Herkese uyuşturucuyla mücadelede önemli görevler düştüğünü bildiren Benli, gençlerin spor ya da sanata yönlendirilerek, bağımlılık oranını azaltacak aktivitelerin gençlerin hayatına dahil edilmesinin etkin bir hamle olacağını kaydetti.

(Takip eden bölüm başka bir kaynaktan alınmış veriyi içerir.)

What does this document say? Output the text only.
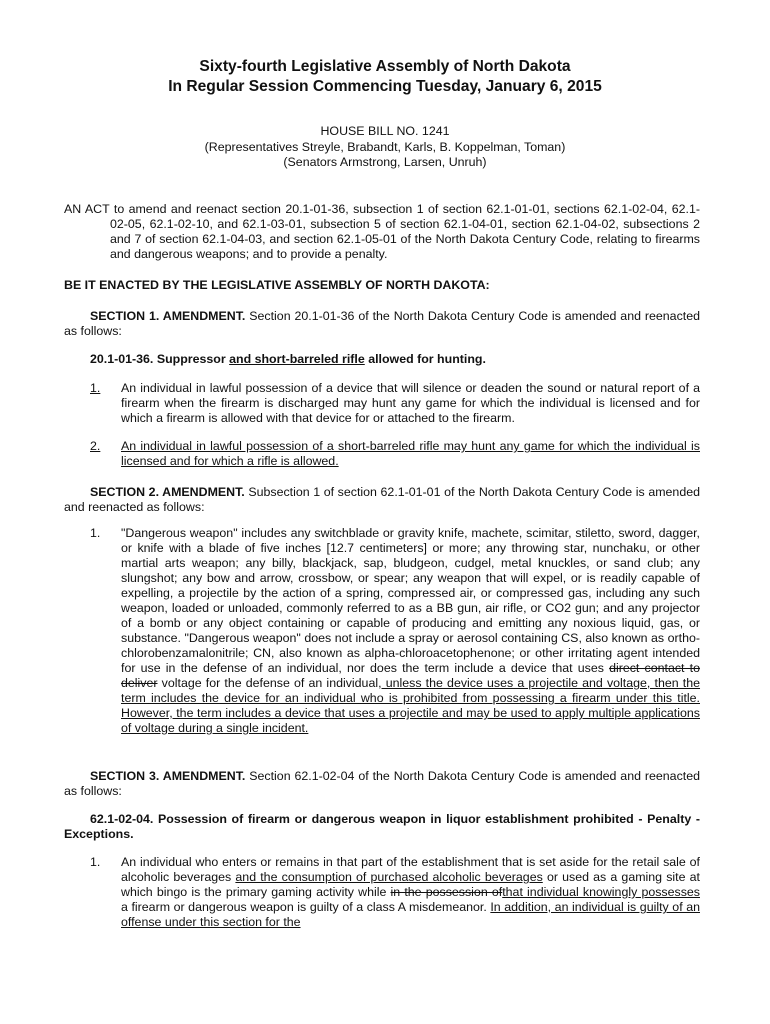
Sixty-fourth Legislative Assembly of North Dakota
In Regular Session Commencing Tuesday, January 6, 2015
HOUSE BILL NO. 1241
(Representatives Streyle, Brabandt, Karls, B. Koppelman, Toman)
(Senators Armstrong, Larsen, Unruh)

AN ACT to amend and reenact section 20.1-01-36, subsection 1 of section 62.1-01-01, sections 62.1-02-04, 62.1-02-05, 62.1-02-10, and 62.1-03-01, subsection 5 of section 62.1-04-01, section 62.1-04-02, subsections 2 and 7 of section 62.1-04-03, and section 62.1-05-01 of the North Dakota Century Code, relating to firearms and dangerous weapons; and to provide a penalty.

BE IT ENACTED BY THE LEGISLATIVE ASSEMBLY OF NORTH DAKOTA:

SECTION 1. AMENDMENT. Section 20.1-01-36 of the North Dakota Century Code is amended and reenacted as follows:

20.1-01-36. Suppressor and short-barreled rifle allowed for hunting.
1. An individual in lawful possession of a device that will silence or deaden the sound or natural report of a firearm when the firearm is discharged may hunt any game for which the individual is licensed and for which a firearm is allowed with that device for or attached to the firearm.

2. An individual in lawful possession of a short-barreled rifle may hunt any game for which the individual is licensed and for which a rifle is allowed.

SECTION 2. AMENDMENT. Subsection 1 of section 62.1-01-01 of the North Dakota Century Code is amended and reenacted as follows:

1. "Dangerous weapon" includes any switchblade or gravity knife, machete, scimitar, stiletto, sword, dagger, or knife with a blade of five inches [12.7 centimeters] or more; any throwing star, nunchaku, or other martial arts weapon; any billy, blackjack, sap, bludgeon, cudgel, metal knuckles, or sand club; any slungshot; any bow and arrow, crossbow, or spear; any weapon that will expel, or is readily capable of expelling, a projectile by the action of a spring, compressed air, or compressed gas, including any such weapon, loaded or unloaded, commonly referred to as a BB gun, air rifle, or CO2 gun; and any projector of a bomb or any object containing or capable of producing and emitting any noxious liquid, gas, or substance. "Dangerous weapon" does not include a spray or aerosol containing CS, also known as ortho-chlorobenzamalonitrile; CN, also known as alpha-chloroacetophenone; or other irritating agent intended for use in the defense of an individual, nor does the term include a device that uses direct contact to deliver voltage for the defense of an individual, unless the device uses a projectile and voltage, then the term includes the device for an individual who is prohibited from possessing a firearm under this title. However, the term includes a device that uses a projectile and may be used to apply multiple applications of voltage during a single incident.

SECTION 3. AMENDMENT. Section 62.1-02-04 of the North Dakota Century Code is amended and reenacted as follows:

62.1-02-04. Possession of firearm or dangerous weapon in liquor establishment prohibited - Penalty - Exceptions.

1. An individual who enters or remains in that part of the establishment that is set aside for the retail sale of alcoholic beverages and the consumption of purchased alcoholic beverages or used as a gaming site at which bingo is the primary gaming activity while in the possession ofthat individual knowingly possesses a firearm or dangerous weapon is guilty of a class A misdemeanor. In addition, an individual is guilty of an offense under this section for the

EUROPOL'un "Avrupa Birliği Ağır ve Organize Suçlar Tehdit Değerlendirme Raporu"nda Avrupa ülkelerinin yeni nesil uyuşturucular başta olmak üzere, ecstasy, amfetamin ve metamfetamin gibi sentetik uyuşturucuların kendi ülkelerinde üretildiğini kabul ettiğini aktaran Benli, "Aynı rapora göre Avrupa pazarında bulunan ecstasy ve amfetamin çoğunlukla Hollanda ve Belçika'da, metamfetamin ise yoğun olarak Çek Cumhuriyeti, Slovakya ve Polonya'da üretiliyor." dedi.

2017 Avrupa Uyuşturucu Raporu'na göre, Türkiye tarafından ele geçirilen ecstasy tablet sayısının 5 milyon 673 bin 901 adet, 28 AB ülkesi ve Norveç tarafından ele geçirilen tablet sayısının ise 3 milyon 861 bin 100 adet olduğunu vurgulayan Benli, "Türkiye'nin ele geçirdiği eroin miktarı da 28 AB ülkesi ve Norveç tarafından ele geçirilen eroin miktarından yaklaşık 1.8 kat fazla" diye konuştu.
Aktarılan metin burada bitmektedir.